Meet the librarians and community members who are fighting to keep library materials on the shelves in West Bend, Wis. at this year’s American Library Association (ALA) Annual Conference in Chicago.
A special panel sponsored by the ALA Office for Intellectual Freedom (OIF), Intellectual Freedom Committee and Freedom to Read Foundation will feature West Bend Community Library Director Michael Tyree, Young Adult Librarian Kristin Pekoll, library board President Barbara Deters, former library board Member Mary Reilly-Kliss and community organizer Maria Hanrahan.
The panel, part of the IFC Issues Briefing, will take place at 8 a.m. on Monday, July 13, in Room W194a in McCormick Place West. The panelists will share their unique experience and insights gained in addressing multiple challenges to young adult and GLBT materials in the West Bend Community Memorial Library, including a demand to publicly burn Francesca Lia Block's YA novel, "Baby Be-Bop."
The controversy arose in February, 2009, when a West Bend couple filed a request to reconsider books included in the library's "Out of the Closet" bibliography aimed at youth interested in GLBT issues, as well as books deemed “sexually explicit.” Over the following weeks and months, the couple helped to form a citizens’ group, West Bend Citizens for Safe Libraries, and circulated a petition asking the library to move particular young adult books to the adult section, label certain material as objectionable and restrict access to categories of online content.

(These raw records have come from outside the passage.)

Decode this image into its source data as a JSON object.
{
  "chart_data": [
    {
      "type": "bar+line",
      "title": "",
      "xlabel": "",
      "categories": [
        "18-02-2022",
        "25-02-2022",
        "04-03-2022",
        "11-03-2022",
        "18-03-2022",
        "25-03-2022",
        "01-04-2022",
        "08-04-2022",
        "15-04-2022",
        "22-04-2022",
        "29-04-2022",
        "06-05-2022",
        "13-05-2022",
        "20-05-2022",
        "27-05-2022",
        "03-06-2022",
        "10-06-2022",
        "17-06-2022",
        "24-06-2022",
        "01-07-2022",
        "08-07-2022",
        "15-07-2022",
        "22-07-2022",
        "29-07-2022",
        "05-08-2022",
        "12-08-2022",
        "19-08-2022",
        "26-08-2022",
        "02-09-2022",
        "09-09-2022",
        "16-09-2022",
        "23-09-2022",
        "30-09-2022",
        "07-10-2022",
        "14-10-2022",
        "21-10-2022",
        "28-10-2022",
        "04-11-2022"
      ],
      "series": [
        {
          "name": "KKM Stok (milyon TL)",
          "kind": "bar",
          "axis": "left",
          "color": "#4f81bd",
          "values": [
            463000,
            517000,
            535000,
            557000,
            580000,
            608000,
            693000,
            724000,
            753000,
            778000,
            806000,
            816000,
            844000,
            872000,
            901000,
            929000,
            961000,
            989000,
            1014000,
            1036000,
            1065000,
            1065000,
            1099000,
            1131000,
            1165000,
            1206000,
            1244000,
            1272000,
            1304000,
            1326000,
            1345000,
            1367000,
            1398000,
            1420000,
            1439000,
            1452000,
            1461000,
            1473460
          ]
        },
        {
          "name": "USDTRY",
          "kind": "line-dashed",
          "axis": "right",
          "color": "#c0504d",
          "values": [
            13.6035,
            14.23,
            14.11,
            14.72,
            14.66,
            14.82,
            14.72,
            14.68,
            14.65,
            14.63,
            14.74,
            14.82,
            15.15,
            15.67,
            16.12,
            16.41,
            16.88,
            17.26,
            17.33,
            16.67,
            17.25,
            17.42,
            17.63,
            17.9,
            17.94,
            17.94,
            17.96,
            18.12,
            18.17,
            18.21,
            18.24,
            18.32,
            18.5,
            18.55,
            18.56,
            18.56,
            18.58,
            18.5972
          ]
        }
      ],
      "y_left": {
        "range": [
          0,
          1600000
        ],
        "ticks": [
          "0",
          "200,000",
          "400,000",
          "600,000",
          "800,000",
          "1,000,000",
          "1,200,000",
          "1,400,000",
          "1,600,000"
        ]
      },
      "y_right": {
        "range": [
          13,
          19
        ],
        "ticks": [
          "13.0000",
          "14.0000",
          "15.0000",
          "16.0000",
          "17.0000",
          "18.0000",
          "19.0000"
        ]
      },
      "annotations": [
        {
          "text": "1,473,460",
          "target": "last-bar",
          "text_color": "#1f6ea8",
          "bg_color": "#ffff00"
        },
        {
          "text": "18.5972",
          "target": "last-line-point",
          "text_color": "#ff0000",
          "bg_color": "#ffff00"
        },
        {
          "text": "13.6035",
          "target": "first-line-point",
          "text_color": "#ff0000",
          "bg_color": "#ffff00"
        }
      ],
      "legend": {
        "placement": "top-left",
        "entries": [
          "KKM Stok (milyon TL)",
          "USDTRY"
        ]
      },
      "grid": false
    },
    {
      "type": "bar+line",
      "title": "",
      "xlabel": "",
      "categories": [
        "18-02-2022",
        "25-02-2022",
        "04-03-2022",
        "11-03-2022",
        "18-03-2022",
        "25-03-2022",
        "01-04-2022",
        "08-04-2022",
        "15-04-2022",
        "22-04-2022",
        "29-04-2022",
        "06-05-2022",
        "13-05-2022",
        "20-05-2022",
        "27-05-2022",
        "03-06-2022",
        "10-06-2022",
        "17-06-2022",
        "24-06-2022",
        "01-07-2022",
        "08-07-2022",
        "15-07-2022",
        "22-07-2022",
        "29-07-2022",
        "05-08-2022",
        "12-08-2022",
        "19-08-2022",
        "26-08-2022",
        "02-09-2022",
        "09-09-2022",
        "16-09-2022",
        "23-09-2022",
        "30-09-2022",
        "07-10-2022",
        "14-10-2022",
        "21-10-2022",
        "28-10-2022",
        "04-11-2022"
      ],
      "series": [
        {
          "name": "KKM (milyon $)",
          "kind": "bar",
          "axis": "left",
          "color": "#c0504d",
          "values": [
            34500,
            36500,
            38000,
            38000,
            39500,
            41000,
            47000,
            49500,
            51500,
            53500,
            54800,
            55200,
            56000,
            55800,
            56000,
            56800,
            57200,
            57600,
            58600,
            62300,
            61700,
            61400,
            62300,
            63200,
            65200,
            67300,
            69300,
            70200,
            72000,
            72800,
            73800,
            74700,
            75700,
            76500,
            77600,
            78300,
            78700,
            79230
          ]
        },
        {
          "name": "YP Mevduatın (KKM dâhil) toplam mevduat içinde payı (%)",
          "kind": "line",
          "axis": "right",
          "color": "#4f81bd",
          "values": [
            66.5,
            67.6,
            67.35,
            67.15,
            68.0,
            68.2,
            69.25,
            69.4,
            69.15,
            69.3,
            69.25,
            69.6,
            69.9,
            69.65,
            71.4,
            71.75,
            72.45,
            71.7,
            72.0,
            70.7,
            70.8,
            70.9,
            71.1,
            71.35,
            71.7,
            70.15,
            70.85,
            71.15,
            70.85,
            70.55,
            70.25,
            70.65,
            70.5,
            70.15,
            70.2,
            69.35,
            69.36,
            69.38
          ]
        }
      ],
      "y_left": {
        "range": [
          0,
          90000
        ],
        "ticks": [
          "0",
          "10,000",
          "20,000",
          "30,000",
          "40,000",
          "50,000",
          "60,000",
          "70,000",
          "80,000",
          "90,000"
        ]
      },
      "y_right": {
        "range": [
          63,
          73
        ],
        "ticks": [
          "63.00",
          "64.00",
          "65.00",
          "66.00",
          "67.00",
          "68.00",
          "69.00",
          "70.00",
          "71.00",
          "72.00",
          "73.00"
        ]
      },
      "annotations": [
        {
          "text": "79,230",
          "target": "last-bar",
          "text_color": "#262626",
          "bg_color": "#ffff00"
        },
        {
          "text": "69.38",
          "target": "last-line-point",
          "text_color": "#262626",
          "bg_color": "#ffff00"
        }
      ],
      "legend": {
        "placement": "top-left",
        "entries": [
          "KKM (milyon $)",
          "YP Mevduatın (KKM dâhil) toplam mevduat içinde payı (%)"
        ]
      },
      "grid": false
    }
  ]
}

A second citizens’ group, West Bend Parents For Free Speech, was formed to oppose the requested restrictions and to support the library’s existing policies. A third organization, the Christian Civil Liberties Union, eventually filed a widely-reported claim with the City of West Bend that asserted that the library had injured its members by placing the YA novel, "Baby Be-Bop" in the library's collection. The group asked for monetary damages and demanded that "Baby Be-Bop" be publicly burned "as a deterrent to repeating this offensive conduct."
In June 2009, the West Bend Library Board voted unanimously to retain the books in its YA Zone, “without removing, relocating, labeling or otherwise restricting access.” The five panelists, all librarians, trustees and community members directly involved with the challenges, will discuss their experiences and their plans to continue the ongoing work of maintaining unrestricted access to information for everyone in their community.